Rosuvastatin
10mg
Tablet
20mg
Tablet
40mg
Tablet
Drug
Category: Antihyperlipidemic
Pharmacokinetics:
Rosuvastatin
is incompletely absorbed from the gastrointestinal tract, with
bioavailability of about 20%. Peak plasma concentration are achieved
about 5 hours after an oral dose. It is taken up extensively by the
liver, its primary site of action, and undergoes limited metabolism,
mainly by the cytochrome P450 isoenzyme CYP2C9. It is abut 90% bound
to plasma proteins. The plasma elimination half-life of rosuvastatin
is about 19 hours. About 19% of oral dose of rosuvastatin is excreted
in the feces, including absorbed and non-absorbed drug, and the
remainder is excreted in the urine; about 5% of a dose is excreted
unchanged in urine.
Indication:
For
primary hypercholesterolemia (Type IIa including heterozygous
familial hypercholesterolemia), mixed dyslipidemia (Type IIb), or
homozygous familial hypercholesterolemia in patients who have not
responded adequately to diet and other appropriate measure.
Contraindication:
Rosuvastatin
is contraindicated in patients with a known hypersensitivity. It is
contraindicated in patients with active liver disease or with
unexplained persistent elevations of serum transaminases.
Drug
Interaction:
Rosuvastatin
undergoes limited metabolism, principally by the cytochrome P450
isoenzyme CYP2CP, and may not have the same interactions with enzyme
inhibitors as simvastatin. However, increased rosuvastatin plasma
concentrations have been reported with ciclosporin and, to a lesser
extent, with gemfibrozil, and such combination should be avoided.

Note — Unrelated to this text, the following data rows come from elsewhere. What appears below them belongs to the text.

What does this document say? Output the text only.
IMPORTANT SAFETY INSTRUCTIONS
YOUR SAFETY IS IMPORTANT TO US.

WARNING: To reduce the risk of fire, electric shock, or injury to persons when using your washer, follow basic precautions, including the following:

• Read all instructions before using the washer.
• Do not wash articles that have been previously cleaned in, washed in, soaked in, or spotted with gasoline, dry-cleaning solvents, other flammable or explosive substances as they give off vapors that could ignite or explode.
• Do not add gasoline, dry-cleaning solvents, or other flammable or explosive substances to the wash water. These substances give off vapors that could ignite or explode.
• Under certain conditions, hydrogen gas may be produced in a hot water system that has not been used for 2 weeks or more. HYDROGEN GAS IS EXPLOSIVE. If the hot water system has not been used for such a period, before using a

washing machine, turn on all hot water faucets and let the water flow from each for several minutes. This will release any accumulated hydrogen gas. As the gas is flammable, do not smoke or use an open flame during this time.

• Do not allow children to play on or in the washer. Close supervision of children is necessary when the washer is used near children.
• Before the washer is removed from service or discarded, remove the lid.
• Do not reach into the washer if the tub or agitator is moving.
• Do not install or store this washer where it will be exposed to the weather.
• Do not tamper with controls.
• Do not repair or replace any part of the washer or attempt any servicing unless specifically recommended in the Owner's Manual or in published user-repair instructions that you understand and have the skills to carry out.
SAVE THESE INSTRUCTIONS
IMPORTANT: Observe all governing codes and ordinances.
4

If
they must be given together, lower doses of rosuvastatin should be
used.
Adverse
Effects:
The
most common adverse effects of therapy with rosuvastatin and other
statins are gastrointestinal disturbances. Other adverse effects
reported include headache, skin rashes, dizziness, blurred vision,
insomnia, dysgeusia. Reversible increases in serum-aminotransferase
concentration may occur and liver function should be assessed before
treatment is initiated and then monitored periodically until one year
after the last elevation in dose. Hepatitis and pancreatitis have
been reported. Myopathy, characterized by myalgia, and muscle
weakness and associated with increased creatinine phosphokinase
concentration has been reported, especially in patients taking
rosuvastatin concurrently with ciclosporin, fibric acid and
derivatives or nicotinic acid. Rarely, rhabdomyolysis with acute
renal failure may develop.
Precaution:
Rosuvastatin
should not be given to patients with acute liver disease and
unexplained persistently raised serum-aminotransferase
concentrations. It should be avoided during pregnancy since there is
a possibility that it could interfere with fetal sterol synthesis;
there have been few reports of congenital abnormalities associated
with statins. It should be discontinued if marked or persistent
increases in serum-aminotranferase or creatine phosphokinase
concentrations occur. It should be used with caution in patients with
severe renal impairment.
Dosage
and Administration:
Usual
initial dose is 10mg once daily. However, a lower initial dose of 5mg
once daily may be adequate is also recommended for patients at risk
of myopathy. Patients with marked hypercholesterolemia, may be
started on 20mg once daily. Or prescribed by the physicians.
Storage Condition:
Store at temperatures not exceeding 30oC.